Error-Tolerant E-Discovery Protocols
Jinshuo Dong, Jason D. Hartline, Liren Shan, Aravindan Vijayaraghavan
TL;DR
This paper tackles multi-party e-discovery with accountability and privacy constraints under non-realizable data, where a perfect linear separator may not exist. It introduces a Label-Verification protocol integrated into the Continuous Active Learning (CAL) framework to verify defendant labels while limiting disclosure of non-responsive documents. The work provides per-call theoretical guarantees in the one-dimensional setting, including recall bound $1-(\mathrm{err}^*+k-1)/N^+$ and non-responsive disclosure trade-offs, plus a lower bound $\Omega(\log N)$ on NRD for high recall.
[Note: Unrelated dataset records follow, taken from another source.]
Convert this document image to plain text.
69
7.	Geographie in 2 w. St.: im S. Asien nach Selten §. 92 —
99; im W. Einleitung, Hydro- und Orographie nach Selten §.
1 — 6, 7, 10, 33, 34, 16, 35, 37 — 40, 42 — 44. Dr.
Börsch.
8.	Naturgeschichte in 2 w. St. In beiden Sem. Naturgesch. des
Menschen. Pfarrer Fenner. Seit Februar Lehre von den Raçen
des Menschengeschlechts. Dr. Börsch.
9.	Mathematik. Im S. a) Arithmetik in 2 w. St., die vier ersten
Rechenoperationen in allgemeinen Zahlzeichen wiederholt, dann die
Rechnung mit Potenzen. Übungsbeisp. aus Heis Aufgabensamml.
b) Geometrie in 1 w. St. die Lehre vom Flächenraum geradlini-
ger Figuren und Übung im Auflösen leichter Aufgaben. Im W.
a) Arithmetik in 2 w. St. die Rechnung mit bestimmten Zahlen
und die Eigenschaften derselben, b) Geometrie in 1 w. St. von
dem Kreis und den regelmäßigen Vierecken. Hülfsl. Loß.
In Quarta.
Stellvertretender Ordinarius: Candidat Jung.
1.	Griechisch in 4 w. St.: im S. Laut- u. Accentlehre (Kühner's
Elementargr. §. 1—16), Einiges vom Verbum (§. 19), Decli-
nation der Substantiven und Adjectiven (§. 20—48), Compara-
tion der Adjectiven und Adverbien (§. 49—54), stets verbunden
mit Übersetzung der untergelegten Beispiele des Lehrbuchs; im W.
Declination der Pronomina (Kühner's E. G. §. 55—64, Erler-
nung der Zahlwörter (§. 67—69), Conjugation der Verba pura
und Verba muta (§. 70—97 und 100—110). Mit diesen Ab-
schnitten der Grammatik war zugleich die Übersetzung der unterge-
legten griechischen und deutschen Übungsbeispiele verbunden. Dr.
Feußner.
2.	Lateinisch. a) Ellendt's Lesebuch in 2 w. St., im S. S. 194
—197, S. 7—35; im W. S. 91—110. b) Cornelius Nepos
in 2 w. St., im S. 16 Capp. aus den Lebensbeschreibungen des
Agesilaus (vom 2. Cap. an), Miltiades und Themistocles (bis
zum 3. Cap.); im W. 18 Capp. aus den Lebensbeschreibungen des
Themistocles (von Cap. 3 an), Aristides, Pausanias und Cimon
Empirical evaluation on the TREC Matters 201/202 shows recall within about 10% of the baseline with NRD reductions up to 75%, supporting practical applicability of accountable e-discovery protocols.
Abstract
We consider the multi-party classification problem introduced by Dong, Hartline, and Vijayaraghavan (2022) in the context of electronic discovery (e-discovery). Based on a request for production from the requesting party, the responding party is required to provide documents that are responsive to the request except for those that are legally privileged. Our goal is to find a protocol that verifies that the responding party sends almost all responsive documents while minimizing the disclosure of non-responsive documents. We provide protocols in the challenging non-realizable setting, where the instance may not be perfectly separated by a linear classifier. We demonstrate empirically that our protocol successfully manages to find almost all relevant documents, while incurring only a small disclosure of non-responsive documents. We complement this with a theoretical analysis of our protocol in the single-dimensional setting, and other experiments on simulated data which suggest that the non-responsive disclosure incurred by our protocol may be unavoidable.